Lesson 3: Evolving Synaptic Efficacies

In this tutorial, we will extend a model context/controller with three components, two cell components connected with a synaptic cable component, to incorporate a basic a two-factor Hebbian adjustment process.

Adding a Learnable Synapse to a Multi-Component System

Create a Python script/file named run_lesson3.py to place/write your Python code below into. Let us start by building a controller/model-context similar to previous lessons with the one exception that now we will trigger the synaptic connection between a and b to adapt via a simple 2-factor Hebbian rule. This Hebbian rule will require us to wire the output compartment of a to the pre-synaptic compartment of the synapse Wab and the output compartment of b to the post-synaptic compartment of Wab. This will wire in the two relevant factors needed to compute a simple Hebbian adjustment.

We do this specifically as follows:

from jax import numpy as jnp, random, jit
from ngclearn import Context, MethodProcess
from ngclearn.components import HebbianSynapse, RateCell
from ngclearn.utils.distribution_generator import DistributionGenerator as dist

## create seeding keys
dkey = random.PRNGKey(1234)
dkey, *subkeys = random.split(dkey, 6)

## create simple system with only one F-N cell
with Context("Circuit") as circuit:
    a = RateCell(name="a", n_units=1, tau_m=0., act_fx="identity", key=subkeys[0])
    b = RateCell(name="b", n_units=1, tau_m=0., act_fx="identity", key=subkeys[1])

    Wab = HebbianSynapse(
        name="Wab", shape=(1, 1), eta=1., sign_value=-1., weight_init=dist.constant(value=1.), 
        w_bound=0., key=subkeys[3]
    )

    # wire output compartment (rate-coded output zF) of RateCell `a` to input compartment of HebbianSynapse `Wab`
    a.zF >> Wab.inputs 
    # wire output compartment of HebbianSynapse `Wab` to input compartment (electrical current j) RateCell `b`
    Wab.outputs >> b.j 
    
    # wire output compartment (rate-coded output zF) of RateCell `a` to presynaptic compartment of HebbianSynapse `Wab`
    a.zF >> Wab.pre 
    # wire output compartment (rate-coded output zF) of RateCell `b` to postsynaptic compartment of HebbianSynapse `Wab`
    b.zF >> Wab.post 
    
    ## create and compile core simulation commands  
    evolve = (MethodProcess("evolve")
              >> a.evolve)
    
    advance = (MethodProcess("advance")
               >> a.advance_state)
    
    reset = (MethodProcess("reset")
             >> a.reset)
    
## set up non-compiled utility commands
def clamp(x):
    a.j.set(x)

Now with our simple system above created, we will now run a simple sequence of one-dimensional “spike” data through it and evolve the synapse every time step like so:

## run some data through the dynamical system
x_seq = jnp.asarray([[1, 1, 0, 0, 1]], dtype=jnp.float32)

reset.run()
print("{}: Wab = {}".format(-1, Wab.weights.value))
for ts in range(x_seq.shape[1]):
  x_t = jnp.expand_dims(x_seq[0,ts], axis=0) ## get data at time t
  clamp(x_t)
  advance.run(t=ts*1., dt=1.)
  evolve.run(t=ts*1., dt=1.)
  print(" {}: input = {} ~> Wab = {}".format(ts, x_t, Wab.weights.get()))
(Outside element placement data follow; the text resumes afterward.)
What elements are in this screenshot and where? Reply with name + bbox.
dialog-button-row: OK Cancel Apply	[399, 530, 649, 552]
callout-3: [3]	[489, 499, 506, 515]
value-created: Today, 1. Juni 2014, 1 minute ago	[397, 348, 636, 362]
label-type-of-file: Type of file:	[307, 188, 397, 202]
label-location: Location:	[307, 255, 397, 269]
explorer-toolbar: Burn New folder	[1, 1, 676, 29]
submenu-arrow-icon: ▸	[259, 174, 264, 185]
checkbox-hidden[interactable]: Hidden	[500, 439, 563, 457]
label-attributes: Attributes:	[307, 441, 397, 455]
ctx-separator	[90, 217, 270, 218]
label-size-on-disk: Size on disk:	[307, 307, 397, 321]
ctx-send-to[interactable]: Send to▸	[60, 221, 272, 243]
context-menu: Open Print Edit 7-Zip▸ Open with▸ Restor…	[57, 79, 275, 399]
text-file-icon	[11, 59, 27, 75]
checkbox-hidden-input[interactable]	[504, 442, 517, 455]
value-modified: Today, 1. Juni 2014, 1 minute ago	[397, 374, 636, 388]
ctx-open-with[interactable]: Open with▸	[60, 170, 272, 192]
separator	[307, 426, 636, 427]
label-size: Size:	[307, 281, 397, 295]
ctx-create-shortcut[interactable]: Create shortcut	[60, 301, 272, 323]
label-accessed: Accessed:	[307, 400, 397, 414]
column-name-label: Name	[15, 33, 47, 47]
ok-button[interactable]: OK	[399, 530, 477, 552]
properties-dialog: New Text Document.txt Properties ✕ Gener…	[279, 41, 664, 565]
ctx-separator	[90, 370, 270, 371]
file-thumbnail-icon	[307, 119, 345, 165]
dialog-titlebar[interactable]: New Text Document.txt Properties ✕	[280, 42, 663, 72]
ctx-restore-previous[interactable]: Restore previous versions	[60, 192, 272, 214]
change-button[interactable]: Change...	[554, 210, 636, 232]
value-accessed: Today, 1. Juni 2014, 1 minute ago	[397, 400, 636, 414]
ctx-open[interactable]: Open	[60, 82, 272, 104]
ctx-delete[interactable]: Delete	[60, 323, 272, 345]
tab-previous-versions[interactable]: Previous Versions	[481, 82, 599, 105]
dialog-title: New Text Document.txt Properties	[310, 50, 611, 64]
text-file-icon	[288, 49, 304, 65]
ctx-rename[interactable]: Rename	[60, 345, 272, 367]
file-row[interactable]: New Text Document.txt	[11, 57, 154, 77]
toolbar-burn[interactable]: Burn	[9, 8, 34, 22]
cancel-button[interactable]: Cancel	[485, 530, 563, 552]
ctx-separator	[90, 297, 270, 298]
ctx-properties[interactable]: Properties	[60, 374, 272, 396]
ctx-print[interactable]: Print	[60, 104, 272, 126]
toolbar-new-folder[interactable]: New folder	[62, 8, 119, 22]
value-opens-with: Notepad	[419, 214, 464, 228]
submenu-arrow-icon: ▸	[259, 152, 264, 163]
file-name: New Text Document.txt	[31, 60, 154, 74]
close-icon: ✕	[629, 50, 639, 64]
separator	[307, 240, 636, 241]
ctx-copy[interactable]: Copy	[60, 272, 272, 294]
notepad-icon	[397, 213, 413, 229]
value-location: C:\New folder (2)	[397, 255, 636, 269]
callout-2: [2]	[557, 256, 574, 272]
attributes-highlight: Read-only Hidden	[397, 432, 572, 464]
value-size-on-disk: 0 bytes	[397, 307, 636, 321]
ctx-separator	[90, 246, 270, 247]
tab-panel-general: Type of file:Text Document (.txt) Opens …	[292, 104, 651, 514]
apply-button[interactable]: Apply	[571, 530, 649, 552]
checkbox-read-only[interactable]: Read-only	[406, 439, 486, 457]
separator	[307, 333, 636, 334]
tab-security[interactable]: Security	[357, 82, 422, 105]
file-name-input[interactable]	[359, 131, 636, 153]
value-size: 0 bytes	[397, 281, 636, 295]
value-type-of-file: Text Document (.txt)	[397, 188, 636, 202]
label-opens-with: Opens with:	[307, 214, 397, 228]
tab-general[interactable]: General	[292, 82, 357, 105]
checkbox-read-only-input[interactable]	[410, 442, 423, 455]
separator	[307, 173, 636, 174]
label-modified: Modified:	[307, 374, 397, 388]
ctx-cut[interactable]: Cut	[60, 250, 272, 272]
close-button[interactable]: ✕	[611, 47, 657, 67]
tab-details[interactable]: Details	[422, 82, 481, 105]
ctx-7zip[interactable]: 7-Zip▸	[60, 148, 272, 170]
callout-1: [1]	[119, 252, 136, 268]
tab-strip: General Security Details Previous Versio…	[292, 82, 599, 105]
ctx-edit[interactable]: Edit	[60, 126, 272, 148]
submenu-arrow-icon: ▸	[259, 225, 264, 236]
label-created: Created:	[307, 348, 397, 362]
After running run_lesson3.py, your code should produce (printed to I/O) the same output as below:

-1: Wab = [[1.]]
 0: input = [1.] ~> Wab = [[2.]]
 1: input = [1.] ~> Wab = [[4.]]
 2: input = [0.] ~> Wab = [[4.]]
 3: input = [0.] ~> Wab = [[4.]]
 4: input = [1.] ~> Wab = [[8.]]

Notice that for every non-spike (a value of 0), the synaptic value remains the same (because the product of a pre-synaptic value of 0 with a post-synaptic value of anything – in this case, also a 0 – is simply 0, meaning that no change will be applied to the synapse). For every spike (a value of 1), we get a synaptic change equal to dW = input * (Wab * input); so for the first time-step, the weight will change according to W = W + eta * dW = W + dW and dW = 1 * (1 * 1) = 1, whereas, for the second time-step, W will be increased by dW = 1 * (2 * 1) = 2 (yielding a new synaptic strength of W = 4).

As per the above, you have now created your first plastic, evolving neuronal system!